Create an interactive PCA scatter plot using Plotly from log-expression data.

Usage

pcaPlottly(logcounts, Sample, Group, title, palette, center, scale)

Value

A Plotly object ( "plotly::ggplotly ") representing the interactive PCA scatterplot.

Arguments

logcounts

Numeric matrix of log-CPM values (genes × samples), e.g., from edgeR::cpm.

Sample

Character vector of sample names corresponding to the columns of "logcounts ".

Group

Factor or character vector denoting group/condition for each sample.

title

Character. Title for the PCA plot.

palette

Character. Name of a discrete color palette from the "paletteer" package.

center

Logical.

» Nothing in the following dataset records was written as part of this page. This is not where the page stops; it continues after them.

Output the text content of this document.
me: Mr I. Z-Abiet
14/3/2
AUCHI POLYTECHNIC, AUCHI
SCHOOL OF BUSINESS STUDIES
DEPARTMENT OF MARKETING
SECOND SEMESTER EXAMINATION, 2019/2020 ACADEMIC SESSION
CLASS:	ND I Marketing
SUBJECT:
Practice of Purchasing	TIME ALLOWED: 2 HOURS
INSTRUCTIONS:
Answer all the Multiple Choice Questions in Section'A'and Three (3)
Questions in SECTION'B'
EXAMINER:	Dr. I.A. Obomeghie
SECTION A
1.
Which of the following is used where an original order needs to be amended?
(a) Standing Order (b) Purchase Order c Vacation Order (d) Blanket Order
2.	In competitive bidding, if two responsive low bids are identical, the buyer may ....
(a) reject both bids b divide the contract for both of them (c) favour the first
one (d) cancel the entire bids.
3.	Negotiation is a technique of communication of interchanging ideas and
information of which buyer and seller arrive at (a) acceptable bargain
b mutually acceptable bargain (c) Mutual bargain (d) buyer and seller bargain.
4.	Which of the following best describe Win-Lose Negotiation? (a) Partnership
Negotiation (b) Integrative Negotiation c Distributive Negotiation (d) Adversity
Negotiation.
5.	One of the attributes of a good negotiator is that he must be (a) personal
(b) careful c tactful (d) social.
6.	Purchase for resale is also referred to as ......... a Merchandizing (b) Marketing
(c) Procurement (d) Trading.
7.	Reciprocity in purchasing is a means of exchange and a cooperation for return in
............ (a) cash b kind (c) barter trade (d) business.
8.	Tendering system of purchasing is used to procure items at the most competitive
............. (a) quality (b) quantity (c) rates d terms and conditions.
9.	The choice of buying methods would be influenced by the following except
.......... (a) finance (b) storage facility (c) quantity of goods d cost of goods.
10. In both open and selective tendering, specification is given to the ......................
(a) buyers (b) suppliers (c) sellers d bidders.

If TRUE, center variables (genes) before PCA.

scale

Logical. If TRUE, scale variables to unit variance before PCA.

Details

This function performs Principal Component Analysis (PCA) on a log-count matrix and generates an interactive plot of the first two principal components via "plotly::ggplotly()".

  1. Transposes the "logcounts " matrix so samples are rows.

  2. Runs PCA with "stats::prcomp() ", using centering and scaling as specified.

  3. Computes percent variance explained by PC1 and PC2.

  4. Builds a ggplot2 scatterplot and converts it to an interactive Plotly graph.